| نویسندگان | Abdolrazzagh-Nezhad, M. and M. Kherad |
|---|---|
| نشریه | Soft Computing |
| نوع مقاله | Full Paper |
| تاریخ انتشار | 2025 |
| رتبه نشریه | ISI |
| نوع نشریه | چاپی |
| کشور محل چاپ | آلمان |
چکیده مقاله
this paper introduces a novel unsupervised method for feature selection based on weighted rank aggregation, named Rank Aggregation by Agreement/Disagreement (RAAD). The core challenge addressed is the filter rank selection problem, where no single filter-based feature selection method consistently performs best across different datasets and classifiers. Existing rank aggregation methods that attempt to combine multiple ranked feature lists often fail to account for the varying quality and accuracy of the individual base rankers in a practical, assumption-free manner.

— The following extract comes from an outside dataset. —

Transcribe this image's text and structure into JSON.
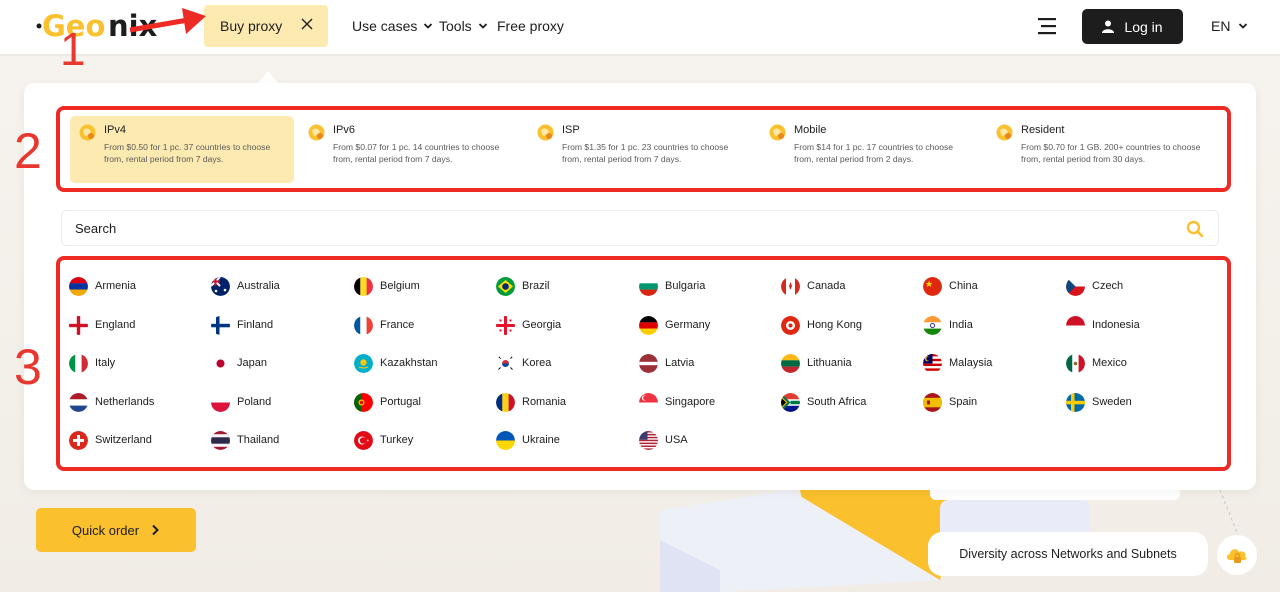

The key innovation of RAAD lies in its principled approach to estimating the accuracy or reliability of each base ranker without requiring ground truth labels or prior assumptions. The method models the pairwise ordering of features by each ranker as an opinion. It then computes the empirical disagreement ratios between rankers and formulates an optimization problem to find the set of ranker accuracies that minimize the discrepancy between these observed disagreements and their theoretical counterparts derived from the hypothesized accuracies. These estimated accuracies serve as intelligent weights for a subsequent weighted majority voting aggregation process.
A significant technical contribution is the method's handling of potential inconsistencies in the aggregated ranking, such as cyclic orderings. The final aggregated results are modeled as a weighted directed graph, where edges represent pairwise orderings and their weights reflect the confidence from the weighted votes. A greedy algorithm is employed to find a maximum-weight acyclic subgraph, which is then topologically sorted to produce a consistent final feature ranking. This approach ensures a robust and logically coherent aggregated list.
The proposed RAAD method was extensively evaluated against five individual filter-based methods (Chi-Square, ReliefF, Information Gain, MRMR, CFS) and several state-of-the-art rank aggregation techniques, including Borda variants, Markov Chain methods, and distribution-based methods like RRA. Experiments were conducted on nine diverse UCI datasets using a Naïve Bayes classifier and evaluated across six metrics: accuracy, precision, recall, specificity, F-measure, and G-mean.
The experimental results demonstrate that RAAD consistently outperforms both individual filter methods and other aggregation techniques across most datasets and performance metrics. Furthermore, the results validate that rank aggregation methods generally yield better feature subsets than any single filter method, with RAAD achieving the best overall performance. An additional advantage of RAAD is its computational efficiency, requiring significantly less time than metaheuristic-based aggregation methods like genetic algorithms, making it practical for moderate to large-scale problems. The method also provides interpretable outputs in the form of estimated weights for each base ranker, offering insight into their relative reliability on specific datasets.
In conclusion, the RAAD method presents an effective, efficient, and unsupervised solution to the feature selection problem via intelligent rank aggregation. It successfully leverages the agreement and disagreement patterns among base rankers to assign meaningful weights, leading to superior and more robust feature subsets for classification tasks. The method's lack of dependency on ground truth or strong prior assumptions makes it highly applicable to real-world scenarios. Future work may focus on enhancing the accuracy estimation with learning-based approaches and applying the framework to other domains beyond feature selection.